For $k=1,2$, I would like to evaluate $$ \int _0^{\infty} \frac{\operatorname{sech}^{k}(x)}{\cosh(2\pi/k)-\cos(2x)}\,dx $$ It's my first time to ask question. I've tried multiple variations of this, but none of them seem to work.
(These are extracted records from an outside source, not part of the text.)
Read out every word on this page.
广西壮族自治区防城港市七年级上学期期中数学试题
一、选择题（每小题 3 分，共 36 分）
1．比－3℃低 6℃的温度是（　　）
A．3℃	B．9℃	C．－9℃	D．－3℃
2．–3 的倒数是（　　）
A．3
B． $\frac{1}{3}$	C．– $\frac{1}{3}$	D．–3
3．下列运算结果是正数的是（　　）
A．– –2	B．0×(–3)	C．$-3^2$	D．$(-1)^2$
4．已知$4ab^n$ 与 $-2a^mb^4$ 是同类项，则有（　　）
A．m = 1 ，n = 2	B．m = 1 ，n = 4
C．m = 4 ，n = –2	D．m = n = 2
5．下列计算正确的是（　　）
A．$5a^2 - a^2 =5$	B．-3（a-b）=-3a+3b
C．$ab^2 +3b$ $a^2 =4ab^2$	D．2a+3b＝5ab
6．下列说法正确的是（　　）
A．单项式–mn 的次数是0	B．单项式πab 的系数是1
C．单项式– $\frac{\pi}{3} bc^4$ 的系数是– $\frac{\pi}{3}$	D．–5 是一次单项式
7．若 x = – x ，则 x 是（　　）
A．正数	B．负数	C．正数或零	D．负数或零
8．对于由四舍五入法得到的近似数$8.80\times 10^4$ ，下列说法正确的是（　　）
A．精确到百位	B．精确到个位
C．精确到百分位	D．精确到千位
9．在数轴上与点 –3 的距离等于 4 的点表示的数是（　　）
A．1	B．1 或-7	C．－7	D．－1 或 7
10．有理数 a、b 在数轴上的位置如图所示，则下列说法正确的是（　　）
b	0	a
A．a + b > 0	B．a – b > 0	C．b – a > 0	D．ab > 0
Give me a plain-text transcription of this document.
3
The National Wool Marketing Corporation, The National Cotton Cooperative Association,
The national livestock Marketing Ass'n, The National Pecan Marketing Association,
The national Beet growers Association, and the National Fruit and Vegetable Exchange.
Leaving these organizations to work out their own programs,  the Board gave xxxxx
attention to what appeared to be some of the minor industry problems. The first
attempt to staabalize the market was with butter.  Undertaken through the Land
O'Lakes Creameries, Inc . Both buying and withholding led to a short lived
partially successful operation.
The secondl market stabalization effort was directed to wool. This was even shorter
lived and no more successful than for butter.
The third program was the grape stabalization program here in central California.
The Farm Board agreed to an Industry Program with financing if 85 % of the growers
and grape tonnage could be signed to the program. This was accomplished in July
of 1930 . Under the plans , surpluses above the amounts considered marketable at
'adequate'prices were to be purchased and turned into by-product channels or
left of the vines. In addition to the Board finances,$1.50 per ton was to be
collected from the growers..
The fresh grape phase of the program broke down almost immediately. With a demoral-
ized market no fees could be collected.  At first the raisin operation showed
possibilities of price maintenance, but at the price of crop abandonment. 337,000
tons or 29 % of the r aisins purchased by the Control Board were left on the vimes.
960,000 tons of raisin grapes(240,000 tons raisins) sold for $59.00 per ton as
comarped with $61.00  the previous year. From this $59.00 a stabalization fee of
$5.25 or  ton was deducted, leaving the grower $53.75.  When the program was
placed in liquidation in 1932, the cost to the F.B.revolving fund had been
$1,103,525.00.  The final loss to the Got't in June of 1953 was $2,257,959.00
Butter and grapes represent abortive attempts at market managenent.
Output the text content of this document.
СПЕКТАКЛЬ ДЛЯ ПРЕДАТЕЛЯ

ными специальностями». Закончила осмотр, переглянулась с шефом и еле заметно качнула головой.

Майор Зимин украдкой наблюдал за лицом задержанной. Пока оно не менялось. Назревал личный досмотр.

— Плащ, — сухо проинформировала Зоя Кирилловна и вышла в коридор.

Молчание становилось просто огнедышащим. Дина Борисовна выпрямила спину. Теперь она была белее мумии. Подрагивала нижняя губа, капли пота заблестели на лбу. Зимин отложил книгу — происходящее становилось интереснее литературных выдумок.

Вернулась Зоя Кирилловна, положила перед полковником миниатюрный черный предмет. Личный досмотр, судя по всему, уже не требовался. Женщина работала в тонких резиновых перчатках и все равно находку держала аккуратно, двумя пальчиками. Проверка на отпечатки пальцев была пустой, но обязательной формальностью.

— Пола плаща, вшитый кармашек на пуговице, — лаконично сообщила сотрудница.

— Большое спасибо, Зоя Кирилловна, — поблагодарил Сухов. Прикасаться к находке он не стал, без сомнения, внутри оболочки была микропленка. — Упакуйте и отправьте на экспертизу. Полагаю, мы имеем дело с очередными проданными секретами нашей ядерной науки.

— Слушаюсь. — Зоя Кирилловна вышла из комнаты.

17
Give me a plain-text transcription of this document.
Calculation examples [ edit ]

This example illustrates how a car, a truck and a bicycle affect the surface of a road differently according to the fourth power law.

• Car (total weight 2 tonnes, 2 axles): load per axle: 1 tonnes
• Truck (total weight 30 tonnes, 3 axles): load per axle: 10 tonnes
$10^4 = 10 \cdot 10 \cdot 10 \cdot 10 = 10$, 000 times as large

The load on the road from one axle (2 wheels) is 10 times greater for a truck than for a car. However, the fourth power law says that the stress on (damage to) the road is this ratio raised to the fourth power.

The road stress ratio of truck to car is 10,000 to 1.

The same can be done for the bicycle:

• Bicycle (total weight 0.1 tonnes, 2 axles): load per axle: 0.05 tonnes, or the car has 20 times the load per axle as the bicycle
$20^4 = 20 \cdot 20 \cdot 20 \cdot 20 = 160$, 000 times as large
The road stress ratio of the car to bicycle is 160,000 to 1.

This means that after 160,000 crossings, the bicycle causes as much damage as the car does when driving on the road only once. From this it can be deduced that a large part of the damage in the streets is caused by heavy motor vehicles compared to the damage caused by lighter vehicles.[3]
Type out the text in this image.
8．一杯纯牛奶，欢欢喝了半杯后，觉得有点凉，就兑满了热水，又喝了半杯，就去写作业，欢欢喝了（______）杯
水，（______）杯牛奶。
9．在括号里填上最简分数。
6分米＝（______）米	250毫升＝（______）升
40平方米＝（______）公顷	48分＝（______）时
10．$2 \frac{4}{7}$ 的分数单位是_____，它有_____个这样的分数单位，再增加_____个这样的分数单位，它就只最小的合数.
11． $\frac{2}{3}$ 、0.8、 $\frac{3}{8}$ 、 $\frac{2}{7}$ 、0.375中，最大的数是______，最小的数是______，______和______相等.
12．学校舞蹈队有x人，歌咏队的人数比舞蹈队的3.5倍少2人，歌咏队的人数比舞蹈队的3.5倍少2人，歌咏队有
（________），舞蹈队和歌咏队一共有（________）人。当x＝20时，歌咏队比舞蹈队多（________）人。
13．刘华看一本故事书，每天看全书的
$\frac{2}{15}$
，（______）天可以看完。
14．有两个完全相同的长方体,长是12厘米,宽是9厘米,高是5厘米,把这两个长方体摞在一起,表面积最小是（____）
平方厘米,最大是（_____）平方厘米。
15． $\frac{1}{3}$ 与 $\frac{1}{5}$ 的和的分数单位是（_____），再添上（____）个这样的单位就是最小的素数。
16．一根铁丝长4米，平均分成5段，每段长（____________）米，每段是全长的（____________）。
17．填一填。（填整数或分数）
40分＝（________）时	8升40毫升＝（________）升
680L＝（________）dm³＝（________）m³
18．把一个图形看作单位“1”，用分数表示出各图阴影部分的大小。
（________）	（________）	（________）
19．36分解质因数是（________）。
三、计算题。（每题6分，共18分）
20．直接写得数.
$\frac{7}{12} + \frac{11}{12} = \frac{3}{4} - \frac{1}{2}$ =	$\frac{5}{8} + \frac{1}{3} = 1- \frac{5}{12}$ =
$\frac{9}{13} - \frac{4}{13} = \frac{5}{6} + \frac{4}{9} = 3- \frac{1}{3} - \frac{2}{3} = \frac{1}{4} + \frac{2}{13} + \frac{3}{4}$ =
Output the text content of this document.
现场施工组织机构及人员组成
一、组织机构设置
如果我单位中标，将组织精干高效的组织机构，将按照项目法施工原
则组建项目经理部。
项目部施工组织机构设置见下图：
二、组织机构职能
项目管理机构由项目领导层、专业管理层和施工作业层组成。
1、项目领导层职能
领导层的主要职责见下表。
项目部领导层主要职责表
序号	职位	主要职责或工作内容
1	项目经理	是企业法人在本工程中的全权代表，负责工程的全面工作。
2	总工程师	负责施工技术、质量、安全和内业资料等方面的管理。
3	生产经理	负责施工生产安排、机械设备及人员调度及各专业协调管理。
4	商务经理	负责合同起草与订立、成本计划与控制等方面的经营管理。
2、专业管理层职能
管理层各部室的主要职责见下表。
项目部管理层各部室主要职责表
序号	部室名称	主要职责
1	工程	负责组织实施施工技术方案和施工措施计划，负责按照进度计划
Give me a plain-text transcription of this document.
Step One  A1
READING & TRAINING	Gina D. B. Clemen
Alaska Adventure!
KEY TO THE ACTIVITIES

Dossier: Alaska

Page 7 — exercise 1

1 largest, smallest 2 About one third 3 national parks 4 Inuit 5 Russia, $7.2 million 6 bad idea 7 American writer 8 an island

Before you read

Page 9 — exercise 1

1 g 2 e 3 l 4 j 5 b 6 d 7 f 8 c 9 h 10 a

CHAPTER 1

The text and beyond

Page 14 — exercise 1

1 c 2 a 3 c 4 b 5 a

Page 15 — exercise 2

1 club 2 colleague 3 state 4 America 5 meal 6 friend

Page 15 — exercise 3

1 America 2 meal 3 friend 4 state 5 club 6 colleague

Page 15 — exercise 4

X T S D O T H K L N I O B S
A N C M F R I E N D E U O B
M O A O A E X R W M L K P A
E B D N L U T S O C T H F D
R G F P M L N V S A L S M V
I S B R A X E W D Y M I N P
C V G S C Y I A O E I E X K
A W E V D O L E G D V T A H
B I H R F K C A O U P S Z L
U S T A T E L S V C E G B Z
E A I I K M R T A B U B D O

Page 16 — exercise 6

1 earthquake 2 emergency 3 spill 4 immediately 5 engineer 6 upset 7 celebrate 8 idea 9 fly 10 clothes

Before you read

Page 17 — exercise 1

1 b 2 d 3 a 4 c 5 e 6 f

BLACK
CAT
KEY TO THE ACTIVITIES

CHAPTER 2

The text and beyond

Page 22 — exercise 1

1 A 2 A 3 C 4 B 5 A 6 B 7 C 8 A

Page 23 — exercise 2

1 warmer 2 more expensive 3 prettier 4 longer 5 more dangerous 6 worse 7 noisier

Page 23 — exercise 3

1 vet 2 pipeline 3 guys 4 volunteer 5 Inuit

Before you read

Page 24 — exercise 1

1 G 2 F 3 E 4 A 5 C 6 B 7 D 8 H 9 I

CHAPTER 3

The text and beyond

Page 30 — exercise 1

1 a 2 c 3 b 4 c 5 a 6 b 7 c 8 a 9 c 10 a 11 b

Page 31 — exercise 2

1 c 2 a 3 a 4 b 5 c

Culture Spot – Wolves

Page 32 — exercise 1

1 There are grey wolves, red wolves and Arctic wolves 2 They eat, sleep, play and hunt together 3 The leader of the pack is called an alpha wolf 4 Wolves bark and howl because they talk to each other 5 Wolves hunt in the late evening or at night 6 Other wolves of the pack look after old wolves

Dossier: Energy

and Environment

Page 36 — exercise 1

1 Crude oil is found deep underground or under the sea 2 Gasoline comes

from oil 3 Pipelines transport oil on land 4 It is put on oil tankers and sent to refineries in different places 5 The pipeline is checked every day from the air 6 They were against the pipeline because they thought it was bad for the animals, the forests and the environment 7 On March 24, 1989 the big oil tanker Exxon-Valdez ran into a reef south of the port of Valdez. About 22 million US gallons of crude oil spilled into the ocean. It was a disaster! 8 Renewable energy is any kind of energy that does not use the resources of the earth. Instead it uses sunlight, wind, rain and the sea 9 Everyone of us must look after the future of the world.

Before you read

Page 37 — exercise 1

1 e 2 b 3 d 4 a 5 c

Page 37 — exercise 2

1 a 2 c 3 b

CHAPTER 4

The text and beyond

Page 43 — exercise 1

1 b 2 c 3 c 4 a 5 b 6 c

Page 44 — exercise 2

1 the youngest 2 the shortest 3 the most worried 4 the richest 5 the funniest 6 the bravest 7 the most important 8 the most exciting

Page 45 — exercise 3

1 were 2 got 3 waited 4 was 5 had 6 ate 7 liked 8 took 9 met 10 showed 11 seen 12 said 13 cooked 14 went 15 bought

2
Any ideas?

Answer 1

By combining $\frac{\sinh (a \pi )}{\cosh (a \pi )-\cos (2 x)}=2 \sum _{k=1}^{\infty } e^{-a\pi k} \cos (2 k x)+1$, $\int_0^{\infty } \frac{\cos (2 k x)}{\cosh (x)} \, dx=\frac{1}{2} \pi \text{sech}(\pi k)$ and $\sum _{k=1}^{\infty } \text{sech}(\pi k)=\frac{8 \sqrt{\pi }}{\Gamma \left(-\frac{1}{4}\right)^2}-\frac{1}{2}$ (all of which are rather elementary) one have $$\scriptsize \int_0^{\infty } \frac{1}{\cosh (x) (\cosh (2 \pi )-\cos (2 x))} \, dx=\text{csch}(2 \pi ) \left(2 \pi \sum _{k=1}^{\infty } e^{-\pi k}-\pi \sum _{k=1}^{\infty } \text{sech}(\pi k)+\frac{\pi }{2}\right)=\pi \text{csch}(2 \pi ) \left(\coth \left(\frac{\pi }{2}\right)-\frac{8 \sqrt{\pi }}{\Gamma \left(-\frac{1}{4}\right)^2}\right)$$

Moreover by using $\int_0^{\infty } \frac{\cos (2 k x)}{\cosh ^2(x)} \, dx=\pi k \text{csch}(\pi k)$ and $\sum _{k=1}^{\infty } \frac{k}{e^{2 \pi k}-1}=\frac{1}{24}-\frac{1}{8 \pi }$ one have the other $$\small \int_0^{\infty } \frac{1}{\cosh ^2(x) (\cosh (\pi )-\cos (2 x))} \, dx=\text{csch}(\pi ) \left(2 \sum _{k=1}^{\infty } \frac{2 \pi k}{e^{2 \pi k}-1}+1\right)=\frac{1}{6} (3+\pi ) \text{csch}(\pi )$$